Hi. I probably misunderstood something.

In your example #57 (first 200 bit + last 56 bit) =

0000000000000000000000000000000000000000000000000000000000000000000000000000000 0000000000000000000000000000000000000000000000000000000000000000000000000000000 0000000000000000000000000000000000000000011101011001001011100100100000111100101 011101011000011100

HEX: 00000000000000000000000000000000000000000000000000eb25c90795d61c => 1J9zB6p4dRgyinst2eCVsyXvgYXtNhw2Y2

This is not a private key for #57

What did I miss?

[arulbero]

Hi. I probably misunderstood something.

In your example #57 (first 200 bit + last 56 bit) =

0000000000000000000000000000000000000000000000000000000000000000000000000000000 0000000000000000000000000000000000000000000000000000000000000000000000000000000 0000000000000000000000000000000000000000011101011001001011100100100000111100101 011101011000011100

HEX: 00000000000000000000000000000000000000000000000000eb25c90795d61c => 1J9zB6p4dRgyinst2eCVsyXvgYXtNhw2Y2

This is not a private key for #57

What did I miss?

I forgot '1' at the beginning of the number:

last 56 bit of the private key#57:

Code:

1101011001001011100100100000111100101011101011000011100

but there are only 55 bits

Correct-->

last 56 bit of the private key#57:

Code:

11101011001001011100100100000111100101011101011000011100

0000000000000000000000000000000000000000000000000000000000000000000000000000000 0000000000000000000000000000000000000000000000000000000000000000000000000000000 00000000000000000000000000000000000000000111101011001001011100100100000111100101011101011000011100

HEX  00000000000000000000000000000000000000000000000001eb25c90795d61c

[napulsnik]

Hi. I probably misunderstood something.

In your example #57 (first 200 bit + last 56 bit) =

0000000000000000000000000000000000000000000000000000000000000000000000000000000 0000000000000000000000000000000000000000000000000000000000000000000000000000000 0000000000000000000000000000000000000000011101011001001011100100100000111100101 011101011000011100

HEX: 00000000000000000000000000000000000000000000000000eb25c90795d61c => 1J9zB6p4dRgyinst2eCVsyXvgYXtNhw2Y2

This is not a private key for #57

What did I miss?

I forgot '1' at the beginning of the number:

last 56 bit of the private key#57:

Code:

1101011001001011100100100000111100101011101011000011100

but there are only 55 bits

Correct-->

last 56 bit of the private key#57:

Code:

11101011001001011100100100000111100101011101011000011100

0000000000000000000000000000000000000000000000000000000000000000000000000000000 0000000000000000000000000000000000000000000000000000000000000000000000000000000 0000000000000000000000000000000000000000011110101100100101110010010000011110010 1011101011000011100

HEX  00000000000000000000000000000000000000000000000001eb25c90795d61c

Thank you

[noaj24]

@arulbero

If you have the public key and the search space is 2^160 how fast can you find the private key?

[kucritt]

since 2014 i see there are many quiz right that, but until right now i dont know how to solve this problem, how to solve this puzzle? can anyone tell me how, so i can try to solve it by myself

[arulbero]

@arulbero

If you have the public key and the search space is 2^160 how fast can you find the private key?

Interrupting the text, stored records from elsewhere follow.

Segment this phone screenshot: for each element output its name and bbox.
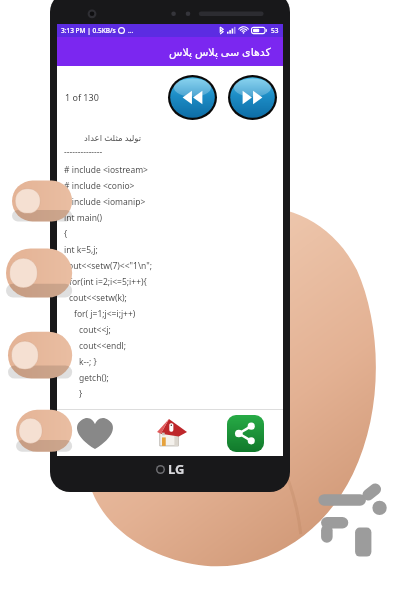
staticText: { — [64, 228, 68, 240]
staticText: کدهای سی پلاس پلاس — [169, 44, 271, 59]
button[interactable]: Home — [133, 410, 208, 456]
staticText: 3:13 PM | 0.5KB/s — [61, 26, 116, 35]
staticText: int main() — [64, 212, 102, 224]
button[interactable]: کدهای سی پلاس پلاس — [57, 37, 283, 66]
staticText: cout<<setw(k); — [69, 292, 127, 304]
staticText: } — [79, 388, 83, 400]
staticText: ... — [128, 26, 134, 35]
staticText: for(int i=2;i<=5;i++){ — [69, 276, 147, 288]
staticText: # include <iostream> — [64, 164, 148, 176]
staticText: k--; } — [79, 356, 97, 368]
staticText: int k=5,j; — [64, 244, 98, 256]
staticText: for( j=1;j<=i;j++) — [74, 308, 136, 320]
staticText: cout<<j; — [79, 324, 111, 336]
staticText: getch(); — [79, 372, 109, 384]
staticText: LG — [168, 460, 185, 478]
button[interactable]: Share — [208, 410, 283, 456]
button[interactable]: Previous — [168, 75, 217, 120]
staticText: تولید مثلث اعداد — [84, 132, 142, 144]
staticText: 1 of 130 — [65, 91, 99, 103]
staticText: -------------- — [64, 146, 103, 158]
staticText: cout<<endl; — [79, 340, 127, 352]
staticText: # include <conio> — [64, 180, 135, 192]
staticText: cout<<setw(7)<<"1\n"; — [64, 260, 152, 272]
staticText: # include <iomanip> — [64, 196, 146, 208]
button[interactable]: Next — [228, 75, 277, 120]
staticText: 53 — [271, 26, 279, 35]
button[interactable]: Favorite — [57, 410, 133, 456]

Infeasible. More than universe age.

[Elliptic23]

@arulbero

If you have the public key and the search space is 2^160 how fast can you find the private key?

It would require 2^80 work. That is just beyond what is currently feasible today. But not impossible.

[arulbero]

@arulbero

If you have the public key and the search space is 2^160 how fast can you find the private key?

It would require 2^80 work. That is just beyond what is currently feasible today. But not impossible.

No, it would require much more than 2^80 work. Or you would require 2^80 work + a storage capable of containing a hash table of 2^80 * (256 bit + 80 bit)  = 336 * 2^80 bit = 2^88.4 bit = more than 2^38 PB.

The current max size of my hash table is now 2^28 * (64 bit + 32 bit) = 96 * 2^28 bit = 2^34.58 bit = 24 GB (to store 2^28 keys in ram). It is only 1/2^54 of 2^88.4!

It is not possible to get such amount of ram in the next 40 years.